- The Washington Times - Wednesday, July 27, 2011

Maryland officials sold $512 million in municipal bonds Wednesday to help pay off state debt and finance infrastructure projects, but doubts remain over how the ongoing federal debt debate will affect the state’s future investments.

The bond sale will allow the state to borrow money, which it will use to service debts and pay for schools, hospitals and other projects. About $285 million of the funds will go toward schools, colleges and universities, said state Treasurer Nancy K. Kopp.

“Maryland taxpayers benefit not only from saving millions of dollars because of the state’s low interest rates, but also from the investment in our communities and infrastructure,” she said.

The state Board of Public Works approved the sale a week later than scheduled, delaying the decision due to uncertainty about Congress’ debt-ceiling negotiations and the possibility of a federal default.

A national default could damage the nation’s credit rating and its ill effects could trickle down to states including Maryland, which relies heavily on federal spending and jobs.

Despite being one of just eight states with a maximum triple-A bond rating, Maryland was one of five placed on a credit watch this month by Moody’s Investors Service - one of the three major bond-rating agencies - due to its strong D.C. ties.
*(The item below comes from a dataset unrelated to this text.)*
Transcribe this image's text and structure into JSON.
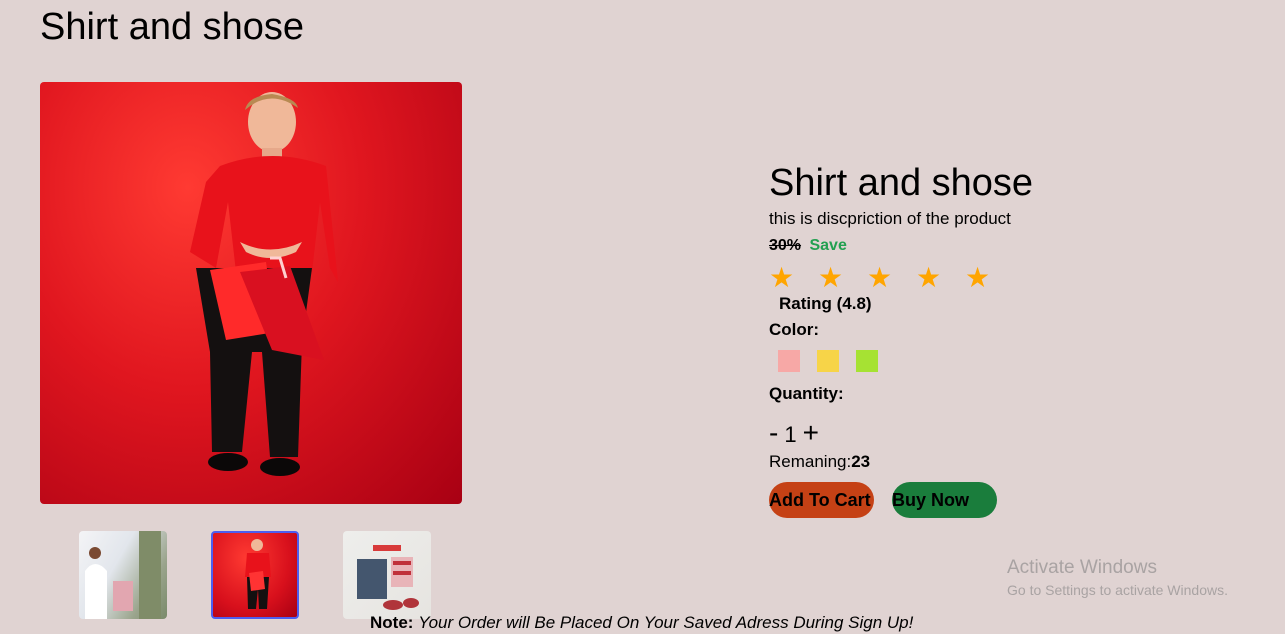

The agency will review and could downgrade Maryland’s triple-A rating, which allows it to attract more lenders while paying much lower interest rates on its debts than other states.

State officials have warned that if Moody’s lowers Maryland’s rating, the state would have to borrow at higher interest rates - with added costs likely falling on taxpayers - and potentially delay many projects and improvements.

While Mrs. Kopp appeared optimistic Wednesday, Warren G. Deschenaux - policy analysis director for the state’s Department of Legislative Services - warned Tuesday that even a federal agreement by Aug. 2 to raise the debt ceiling and cut the deficit could put Maryland in a bad position, endangering some of the $9.1 billion in federal funds it is slated to receive this year.

Nearly 60 percent of the funds are for medical assistance and food stamps.

Mr. Deschenaux added that if federal officials do not raise the debt limit or come up with a limited agreement, the state would be in much greater danger of losing its top rating or suffering other ill effects.

He said the federal situation is out of the state’s control, but that Maryland officials can limit any impact by controlling their own spending and holding onto to the state’s rainy-day fund and an expected $283 million in extra revenue from last fiscal year.

“We can’t change what the federal government does, and we can’t change our situation overnight,” he said. “Our one manipulable variable is our budget and how we manage it.”